The agency pointed on Tuesday to the risk of diseases and epidemics associated with the public decomposition of thousands of bodies due to rising temperature.

“The continued accumulation of thousands of bodies under the rubble has begun to cause the spread of disease and epidemics, especially with the onset of summer and the rise in temperatures, which accelerates the process of decomposition,” it said in a statement.

Seven months into the war, the Geneva-based Euro-Mediterranean Human Rights Monitor warned earlier that the decomposition of dead bodies for long periods leads to the transmission of serious diseases, including blood-borne viruses and tuberculosis.

"Gastrointestinal infections like cholera can also be easily spread through direct contact with dead bodies leaking excrement, soiled clothing, or contaminated tools or vehicles," it added.

In another report last week, Euro-Med Monitor also warned that thousands of corpses left in the streets or beneath house debris are rotting and being consumed by cats and dogs, which is an additional factor contributing to the spread of infectious diseases.

"The spread threatens the environment and public health in the Strip, and health authorities in the Strip have detected about one million cases of infectious diseases," the report added.

The Global Nutrition Group also estimates that at least 90 percent of the Gaza Strip’s children under the age of five are affected by one or more infectious diseases and that 70 percent have had diarrhea in the past two weeks—a 23-fold increase compared with the 2022 baseline.

Unexpected blistering temperatures across Gaza have also added to the daily misery faced by the enclave’s people and sparked new fears of disease outbreaks amid a lack of sufficient clean water and waste disposal, the UN Relief and Works Agency for Palestine Refugees in the Near East, also known as UNRWA said on Thursday.

This comes as the death toll from Israel's genocidal campaign against Gaza rose to 34,535. Among the dead are more than 14,500 children and 9,500 women.

Since the war began on October 7, nearly 85 percent of Gaza's 2.3 million people have been displaced.

Vast swathes of the besieged territory are in ruins as Israel continues its onslaught, dropping at least 75,000 tons of explosives on Gaza, according to the Gaza Media Office.

Earlier this month, UNRWA, said 62 percent of all houses in the besieged territory have been damaged or destroyed.

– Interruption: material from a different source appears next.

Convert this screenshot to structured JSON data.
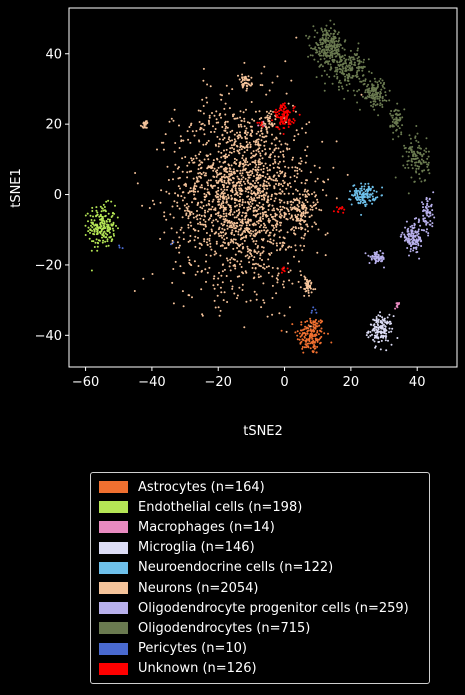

Gaza Media Office recently reported that nearly 90,000 housing units have been destroyed while nearly 300,000 units have been damaged by the Israeli air and ground offensive.

The United Nations Office for the Coordination of Humanitarian Affairs (OCHA) reported on Monday that nearly 37.5 million tons of conflict-generated debris are estimated to be present throughout Gaza, based on assessments by UN bodies.

The world’s hunger watchdog, known as the Integrated Food-Security Phase Classification (IPC), said in a report published on March 18 that about 1.1 million Palestinians in Gaza are living through catastrophic food insecurity, warning that famine is likely to strike by May in northern Gaza and can spread across the territory by July.

Francesca Albanese, the UN special rapporteur on the occupied Palestinian territory, said in a report published in late March that there were clear indications that Israel has violated three of the five acts listed under the UN Genocide Convention.

These acts Albanese said were “killing members of the group; causing serious bodily or mental harm to the group’s members; and deliberately inflicting on the group conditions of life calculated to bring about its physical destruction in whole or in part.”